- The first overseas player to live in La Masia
- Scored two goals to help take Argentina to the semis
- "Comparisons with Messi are unreal," says the No9
He crossed the Atlantic to try his luck at La Masia. Barcelona took him on, and he is a left-footed Argentinian forward. It is easy and inviting to draw parallels with a certain Lionel Messi, yet Santiago Rufino is his own person and neatly sidesteps our attempts to engage him on the similarities.
"Comparisons don’t bother me, but I don’t buy into them because they’re not real," an exhausted but happy Rufino told FIFA.com. "You can’t compare me to Messi because our backgrounds are totally different. As is the sport that we play! I’ll let people say what they’ll say and leave it at that."
Argentina beat Panama 12-2 to take them to the semi-finals of the Youth Olympic Futsal Tournament Buenos Aires 2018. The hosts needed to win by a margin of six goals in order to qualify and ended up winning by ten – albeit after finding it tough early on.
Eighteen-year-old Rufino learnt his trade at one of Buenos Aires's most reputable futsal clubs, Club Social y Deportivo Pinocho. He missed the first match of the tournament due to an elbow injury but came back to score twice in a game that was a real treat for watching fans.
"I’ve never experienced anything like this," admitted Rufino. "I’ve never taken part in an Olympic Games, nor played in front of such large numbers of people. The supporters are amazing. It's a once-in-a-lifetime experience and I just want to enjoy it as much as I can."
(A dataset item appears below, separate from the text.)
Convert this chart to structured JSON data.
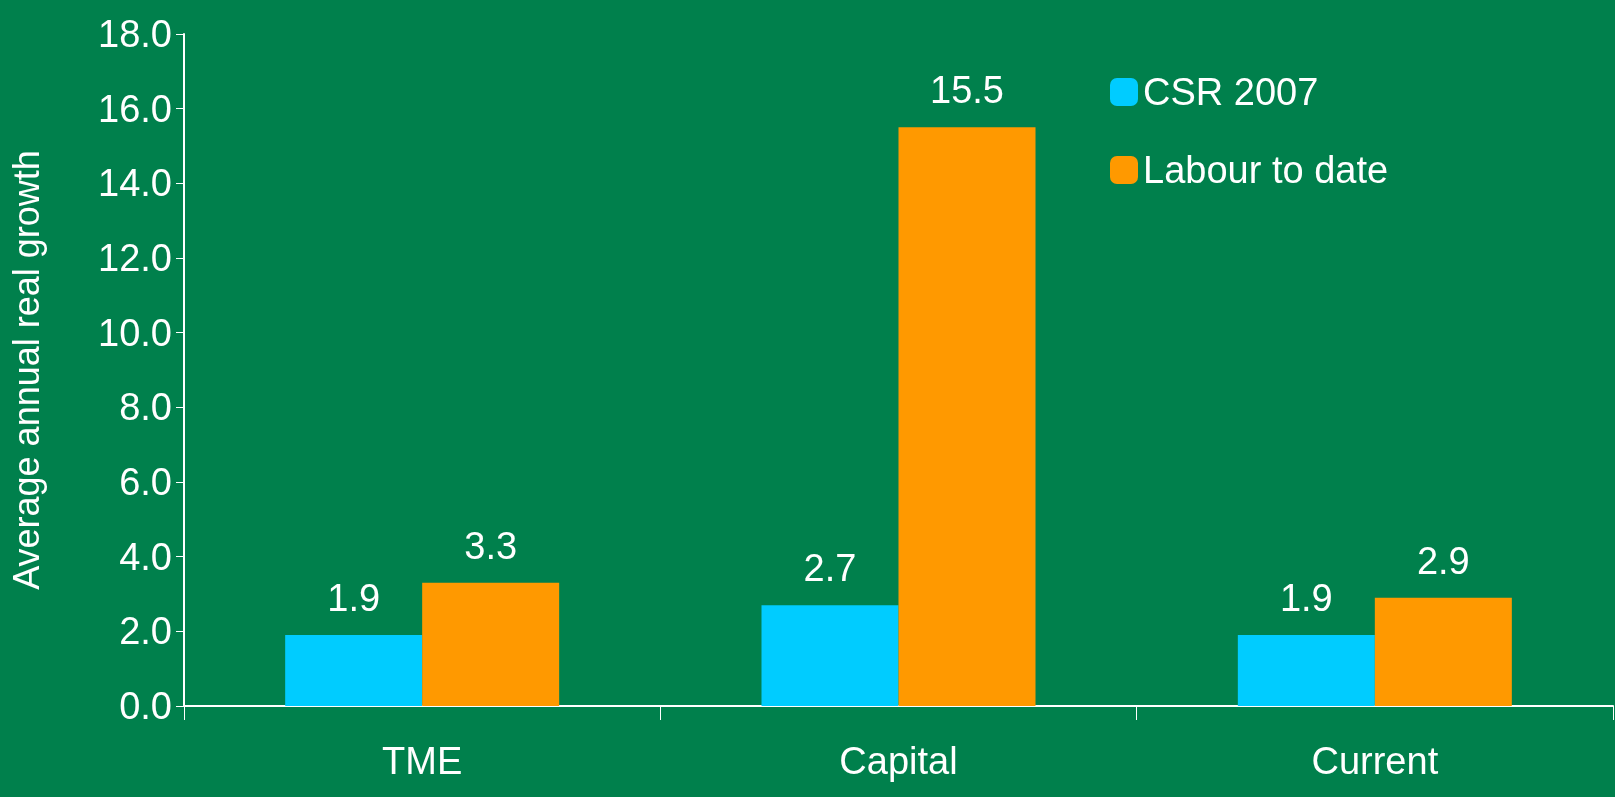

The Olympic Games, for which Rufino and the rest of his team-mates have spent two years preparing, have coincided with a watershed moment in his career. In the summer he trained with the Barcelona futsal first team and featured briefly in some friendlies, although he is mainly part of the Barcelona Lassa B squad, the club’s youth team that play in the Spanish second division.
In December last year, Rufino received a phone call. It was Jordi Torras on the line, the former captain of the Spanish national team and current head of youth development at Barcelona, inviting him for a trial. The youngster impressed as a left-footed right-winger and was taken on by the club. He joined three months ago but under the condition that he would be given time off to head home to compete at Buenos Aires 2018.
Would this tournament see him kick on as a player? "Maybe, but it's hard for me to tell," Rufino commented. "I think I’m the same player I’ve always been. I’ve changed some small elements in how I play to become a more mature and consistent player. I don’t think I’m making the same mistakes in this regard."
Argentina face Brazil in the semi-finals, an extremely tough fixture for the hosts in which they will be hoping to see the same Rufino that enchanted Barcelona coaches during his trial there. Rufino is downplaying the significance of a match against Brazil and staying rational, noting that "they’re just another opponent". He admitted that "perhaps players are more fired-up to play in this fixture because of the history, but at the end of the day it’s a semi-final and we’d want to win it regardless of who we were facing."